Victor : victime et témoin de la dictature en Argentine

Minute rédigée par Frédérique Doucet

            index2016, pour l’Argentine, est un triste anniversaire puisqu’on y commémore les 40 ans du coup d’état qui installa une des plus féroces dictatures d’Amérique Latine (24 mars 1976).

            Alice et Cécile Verstraeten, deux jeunes Françaises, l’une anthropologue et enseignante à l’université Lyon 2 et l’autre cinéaste, se sont intéressées de très près à la période. À Buenos Aires en particulier, elles ont rencontré de nombreuses victimes directes ou indirectes de l’époque et ont choisi, pour leur documentaire réalisé en 2009, Victor Bastera. C’est de ce film, présenté dans le cadre du festival Belles Latinas de Lyon, dont je vais vous parler.

            Comme elles nous l’expliquent après la projection, les deux auteures ont choisi de se focaliser sur un seul personnage, et ce pour plusieurs raisons. Tout d’abord pour pouvoir approfondir son histoire, prendre le temps nécessaire pour que Victor se raconte. Ensuite, pour que le spectateur ne soit pas perdu au milieu de plusieurs récits et puisse, lui aussi, s’attacher à la personne dont on lui conte la tragédie.

            Il fallait encore, nous disent-elles, quelqu’un qui sache parler sans succomber à l’émotion et dire des choses très dures de façon audible par tous. Victor Bastera était la personne idéale, tant pour ces qualités que pour l’expérience terrible qu’il a vécue.

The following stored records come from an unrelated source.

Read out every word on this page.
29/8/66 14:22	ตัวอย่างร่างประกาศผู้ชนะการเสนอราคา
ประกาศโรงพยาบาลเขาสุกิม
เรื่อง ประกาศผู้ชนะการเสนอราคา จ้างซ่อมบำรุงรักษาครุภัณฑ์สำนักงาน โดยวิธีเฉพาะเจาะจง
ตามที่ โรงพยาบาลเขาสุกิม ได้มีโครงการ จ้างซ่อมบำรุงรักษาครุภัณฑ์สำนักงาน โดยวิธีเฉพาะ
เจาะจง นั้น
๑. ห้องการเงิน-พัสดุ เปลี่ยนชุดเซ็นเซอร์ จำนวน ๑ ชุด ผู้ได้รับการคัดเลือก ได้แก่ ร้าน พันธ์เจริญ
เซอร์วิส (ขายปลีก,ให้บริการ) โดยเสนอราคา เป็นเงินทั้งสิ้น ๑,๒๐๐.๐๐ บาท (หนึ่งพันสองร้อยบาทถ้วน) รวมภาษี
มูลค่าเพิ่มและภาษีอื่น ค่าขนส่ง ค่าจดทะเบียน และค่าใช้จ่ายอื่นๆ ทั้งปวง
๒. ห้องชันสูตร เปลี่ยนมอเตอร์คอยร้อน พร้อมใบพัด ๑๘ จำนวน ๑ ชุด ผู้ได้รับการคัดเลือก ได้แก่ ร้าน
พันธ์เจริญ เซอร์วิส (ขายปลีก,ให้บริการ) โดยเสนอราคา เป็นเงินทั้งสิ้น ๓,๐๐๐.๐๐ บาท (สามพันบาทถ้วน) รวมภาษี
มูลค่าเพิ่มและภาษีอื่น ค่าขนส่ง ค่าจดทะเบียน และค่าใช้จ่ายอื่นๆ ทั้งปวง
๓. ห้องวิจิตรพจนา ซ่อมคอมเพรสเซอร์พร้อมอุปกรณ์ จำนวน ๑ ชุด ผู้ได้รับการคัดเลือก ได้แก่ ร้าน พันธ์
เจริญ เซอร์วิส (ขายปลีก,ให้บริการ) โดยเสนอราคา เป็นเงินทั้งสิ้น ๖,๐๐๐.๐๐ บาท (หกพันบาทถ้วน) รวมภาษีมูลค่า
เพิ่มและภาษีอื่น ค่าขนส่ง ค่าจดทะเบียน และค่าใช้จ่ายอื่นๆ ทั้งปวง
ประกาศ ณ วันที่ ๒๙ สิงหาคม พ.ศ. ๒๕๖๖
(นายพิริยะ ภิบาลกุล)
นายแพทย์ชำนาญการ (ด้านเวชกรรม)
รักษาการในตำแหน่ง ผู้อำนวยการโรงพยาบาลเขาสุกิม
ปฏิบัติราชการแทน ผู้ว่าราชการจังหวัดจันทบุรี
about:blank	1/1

            À l’époque des faits, il est typographe. Tous les matins, il va au travail en vélo et lance, le long du chemin, les tracts qu’il a imprimés. On lui tire régulièrement dessus, mais il est le plus rapide et s’échappe –jusqu’au jour où il est arrêté avec sa compagne et sa petite fille. Ces deux dernières seront relâchées au bout d’une semaine, mais lui, torturé et ayant fini par parler lorsqu’on le menace de s’en prendre à sa progéniture, reste en détention dans le centre clandestin de l’ESMA.

            Avoir parlé le dégoûte, il ne se reconnaît plus dans le miroir et a envie de se suicider. Il y renonce pourtant et va être employé de force par ses tortionnaires. Ils ont sans cesse besoin de faux papiers pour les opérations qu’ils mènent. En tant que typographe, Victor est bien placé pour accomplir cette besogne. Il est chargé de prendre en photo tous ceux qui transitent par ce camp et de leur fournir des documents en règle. Sans d’abord savoir bien pourquoi, Victor garde toujours un exemplaire de chaque photo qu’il prend. Il les cache très soigneusement et, comme il propose aux photographiés de leur remettre les négatifs en plus de leur portrait, il gagne peu à peu leur confiance. De plus, on le croit benêt, ce qui sert ses intérêts. Sa détention va durer jusqu’à la fin de la dictature, mais il a droit à des « permissions ». Il sort donc en secret les documents compromettants qu’il détient. Inoffensif aux yeux de tous, on le fouille peu ou mal.

            C’est ainsi qu’il va archiver une documentation impressionnante sur les personnes ayant participé aux exactions commises à l’ESMA (et peut-être ailleurs).

            Victor Bastera a été grand témoin à de nombreux procès, car les preuves qu’il a accumulées sont accablantes. Toutefois, il garde encore des réflexes de prudence et ne se sent jamais parfaitement tranquille. Les cinéastes nous disent d’ailleurs qu’en 2015, au moment d’un procès capital, il a été victime d’un attentat. Il a heureusement survécu.

            Il a donc eu plus de chance qu’un autre témoin crucial qui, en 2006, juste avant d’aller témoigner, a disparu et dont, dix ans plus tard, on est toujours sans nouvelles.

            Souhaitons que Victor et bien d’autres encore puissent continuer à faire entendre leurs voix et à faire en sorte que justice soit rendue, dans un pays où le gouvernement devient de plus en plus négationniste.

Cécile et Alice Verstraeten, Victor, documentaire 2009.